The entire chapter is worth reading, but St Bonaventure (a mythic and a theologian (really, can you be one or the other?) writes regarding the proper senses/lens in reading Scripture as Christians:

1. Finally, there is depth in the Scriptures, deriving from their several figurative meanings. Many Scriptural passages have, besides the direct sense, three other significations: the allegorical, the moral, and the anagogical. Allegory consists in this: that one thing signifies another thing which is in the realm of faith; moral teaching, or tropology, in this: that from something done, we learn another thing that we must do; anagogy, or lifting up, in this: that we are given to know what to desire, that is, the eternal happiness of the elect.

2. It is entirely logical for Scripture to have a threefold sense in addition to the literal: such amplitude consorts with its content, its hearer or disciple, its origin, and its end.

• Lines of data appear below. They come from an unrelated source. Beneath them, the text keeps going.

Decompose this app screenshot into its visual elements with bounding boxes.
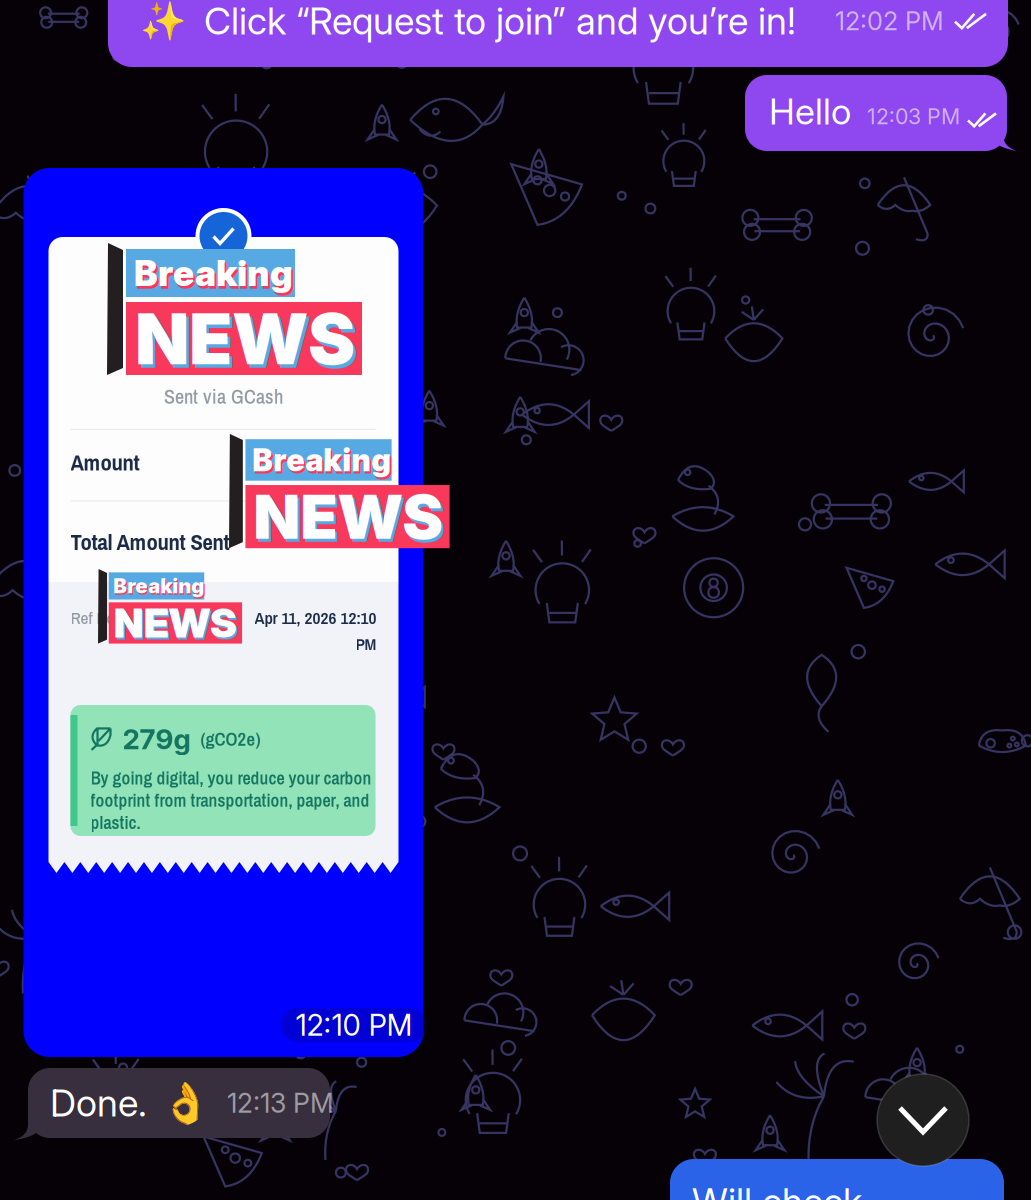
staticText: 12:03 PM xyxy=(867,104,960,129)
staticText: Total Amount Sent xyxy=(70,526,230,557)
staticText: ✨ xyxy=(140,0,186,43)
staticText: (gCO2e) xyxy=(200,726,260,752)
staticText: Breaking xyxy=(136,254,295,297)
staticText: By going digital, you reduce your carbon xyxy=(90,766,372,790)
staticText: plastic. xyxy=(90,810,140,835)
staticText: Will check xyxy=(692,1179,862,1200)
staticText: 279g xyxy=(122,722,190,756)
staticText: Breaking xyxy=(113,574,204,598)
staticText: NEWS xyxy=(116,601,238,649)
staticText: Apr 11, 2026 12:10 xyxy=(254,606,376,629)
staticText: Breaking xyxy=(114,575,205,600)
staticText: 12:02 PM xyxy=(835,6,944,36)
staticText: NEWS xyxy=(253,480,443,554)
staticText: Ref No. xyxy=(70,606,118,629)
staticText: 12:13 PM xyxy=(227,1087,334,1119)
staticText: footprint from transportation, paper, an… xyxy=(90,788,370,812)
staticText: 12:10 PM xyxy=(296,1007,412,1043)
staticText: Hello xyxy=(769,90,851,133)
staticText: Breaking xyxy=(254,443,393,481)
staticText: NEWS xyxy=(114,599,237,647)
staticText: NEWS xyxy=(135,296,355,381)
staticText: PM xyxy=(356,632,376,656)
staticText: Breaking xyxy=(134,251,293,295)
button[interactable]: Scroll to bottom xyxy=(877,1074,969,1166)
staticText: NEWS xyxy=(138,299,358,385)
staticText: Done. xyxy=(50,1080,147,1126)
staticText: 👌 xyxy=(161,1080,211,1126)
staticText: NEWS xyxy=(256,483,446,557)
staticText: Amount xyxy=(70,447,140,477)
staticText: Sent via GCash xyxy=(164,383,283,410)
staticText: Breaking xyxy=(252,441,391,479)
staticText: Click “Request to join” and you’re in! xyxy=(204,0,796,44)
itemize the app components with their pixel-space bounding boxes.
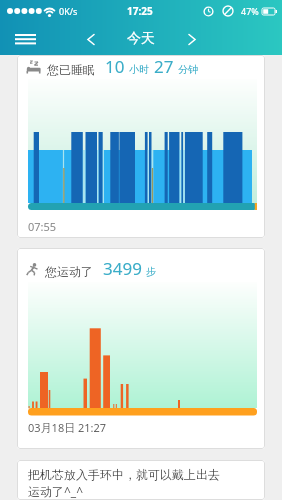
staticText: 把机芯放入手环中，就可以戴上出去 bbox=[28, 467, 220, 482]
staticText: 47% bbox=[241, 5, 259, 17]
staticText: 分钟 bbox=[178, 63, 198, 76]
staticText: 您已睡眠 bbox=[47, 62, 95, 77]
staticText: 03月18日 21:27 bbox=[28, 420, 107, 435]
staticText: 步 bbox=[146, 265, 156, 278]
button[interactable]: 把机芯放入手环中，就可以戴上出去 bbox=[17, 460, 265, 500]
button[interactable] bbox=[179, 26, 205, 52]
button[interactable]: 您运动了 bbox=[17, 248, 265, 449]
staticText: 今天 bbox=[127, 30, 155, 48]
button[interactable] bbox=[8, 26, 42, 52]
staticText: 07:55 bbox=[28, 219, 57, 234]
staticText: 您运动了 bbox=[45, 264, 93, 279]
staticText: 27 bbox=[154, 55, 174, 78]
staticText: 0K/s bbox=[59, 5, 78, 17]
staticText: 17:25 bbox=[127, 4, 153, 18]
staticText: 小时 bbox=[129, 63, 149, 76]
button[interactable]: 您已睡眠 bbox=[17, 55, 265, 238]
staticText: 10 bbox=[105, 55, 125, 78]
staticText: 运动了^_^ bbox=[28, 483, 84, 499]
staticText: 3499 bbox=[103, 257, 142, 280]
button[interactable] bbox=[77, 26, 103, 52]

It consorts with its content, for Scriptural teaching is concerned with God, with Christ, with the works of salvation, and with the things of faith.—God is the Being covered by the Scriptures; Christ is the Power; the works of salvation are the action; and the things of faith are the sum of all three aspects.—Now, God is triune: one in essence and trine in the Persons; hence. Scripture, proceeding from Him, has a threefold sense beneath one and the same literal text. Again, Christ being the one Word, all things are said to have been made through Him (Jn. 1:3), and all things shine within Him (Col. 2:3), so that His wisdom is both manifold and one. Next, the works of salvation, though many, are all fundamentally related to the one sacrifice of Christ. Finally, the light given forth by the things of faith as such varies with the state of the believer.

Scripture, then, answering to all these circumstances, gives us a number of meanings from a single text.

This method of Scripture allows the Christian to encounter Christ, rather than merely consume data and plot points.